(This article previously appeared on Workcoachcafe.com.)
Because they don’t understand today’s best job search strategies, many folks are struggling, searching for jobs for many months. The reason? They focus all their efforts on applying for jobs on job boards.
My advice: Stop applying for every job you find! Because:
- Fewer than 15 percent of jobs are filled through job boards.
- Job seekers face the most intensive competition on job boards because so many people spend all their time applying for every job they find.
- Opportunities are limited to the jobs and employers visible in postings.
The 4 Best Job Search Strategies Today
The best strategy for 2017: Don’t gamble on winning the job board lottery.
Because of the way LinkedIn search works, your visibility inside LinkedIn is dependent on the number of your connections.
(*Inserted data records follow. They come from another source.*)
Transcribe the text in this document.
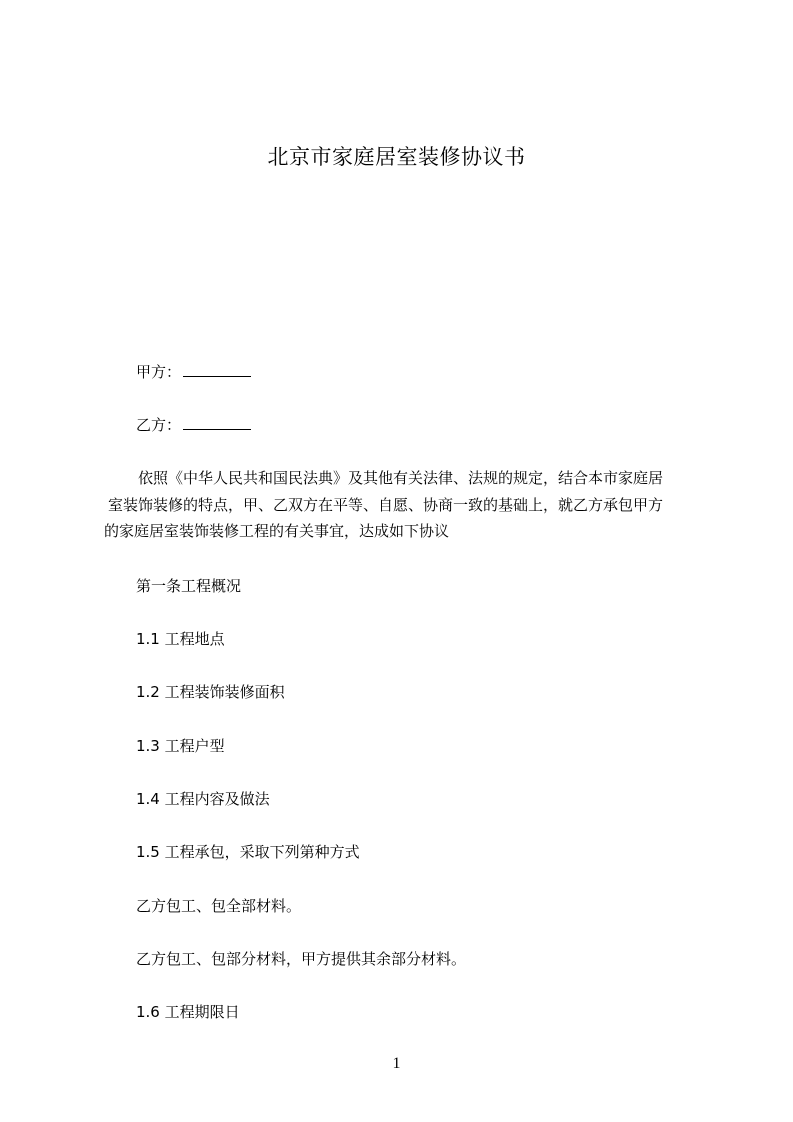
北京市家庭居室装修协议书
甲方：
乙方：

依照《中华人民共和国民法典》及其他有关法律、法规的规定，结合本市家庭居

室装饰装修的特点，甲、乙双方在平等、自愿、协商一致的基础上，就乙方承包甲方

的家庭居室装饰装修工程的有关事宜，达成如下协议

第一条工程概况
1.1 工程地点
1.2 工程装饰装修面积
1.3 工程户型
1.4 工程内容及做法
1.5 工程承包，采取下列第种方式
乙方包工、包全部材料。
乙方包工、包部分材料，甲方提供其余部分材料。
1.6 工程期限日
1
Instead, leverage what works best. Here are four ways to do that:
1. Focus on being found Being findable is essential for a successful job search and career today. If you aren’t visible online, presenting a coherent professional image, you aren’t going to be considered for most professional jobs.
When employers receive a job application, most then search the Internet (and, in particular, LinkedIn) to verify the “facts” on the resumé and to get a sense of personality (a.k.a. “fit”). Also, most recruiters and employers search for qualified job candidates online because that’s more effective than digging them out of the avalanche of applications, mostly unqualified, that result from typical job postings.
To be found, you must know your target job and, preferably, your target employers. Without that focus, you will be unable to find and leverage the right keywords when you apply — the words those employers use to search for someone qualified for the job you want. Without that focus, your job search will be much less effective. For advice on using keywords well, read To be Hired, Be Found: Your Best Keywords.
2. Leverage LinkedIn LinkedIn is the “happy hunting ground” for most recruiters. It’s the first place most recruiters look for qualified candidates. If you haven’t already joined LinkedIn, stop waiting! Yes it takes time and effort to have an effective LinkedIn presence, but the longer you wait to join, the longer you will have to wait for a job offer.
Spend more time being professionally active and visible on LinkedIn than you do applying for jobs. Ideally, get into the habit of spending at least 30 minutes a day on LinkedIn. Done well, your next job may find you.
Then, raise your visibility inside of LinkedIn:
- Connect to as many people there as you can. Because of the way LinkedIn search works, your visibility inside LinkedIn is dependent on the number of your connections.
- Join LinkedIn Groups for your target location, your target field, your target employer, former employer alumni, your school’s alumni, your hobbies and other interests. “Lurk” for a while, and then, carefully, raise your visibility. “Like” and comment (politely and professionally) on good discussions. Post discussions (articles that are relevant to the Group’s topic and compliant with the Group’s rules). Focus on information related to your profession that is relevant to the Group.
- Click on the “Jobs” link at the top of your LinkedIn home page,and then click on “Preferences” to make yourself more visible to recruiters and employers.
- If you are a decent writer, post an article you have written on LinkedIn Pulse. The best topic would be something related to your job goal that would demonstrate your knowledge and interest in the topic.
- If you don’t have a LinkedIn Profile, set one up. Be sure to include a nice, professional headshot photo of you looking like you would in an office —no friends, pets, or anything/anyone else. Just you, looking professional. (For more on using LinkedIn effectively, read To Be Hired, Be Found Where Recruiters Look.]
3. Clean up your online reputation and build professional visibility If there is something online that will reflect poorly on you, delete as much of it as you can. Also, get yourself out there on sites like Twitter.com, Medium.com, Google Plus, and (of course) LinkedIn. Share solid, relevant information related to your field and industry. Build a reputation, and a following, as a trusted source of good information. Visibility in those sites will help push any bad stuff about you down off the top of the first search page, gradually.
4. Practice “defensive Googling” By that, I mean you should Google yourself to see what employers and recruiters will find.
It’s possible that someone else with your name could be screwing up your job search. See if anyone with your name has done something you’d never want to be seen doing (being unprofessional, breaking the law, etc.) Potential employers might eliminate you from consideration without knowing that the evil person isn’t you.
You also want to see if there are any pictures of you doing things you wouldn’t want an employer to see, like drinking or smoking pot. And you want to check for any online posts where you’ve been nasty to someone or ranted about politics or religion. If you can, remove the embarrassing things, change the settings on your Facebook account to private, ask friends to remove you or untag you from their less-than-ideal posts.
The better you look online, the better your chances of getting hired.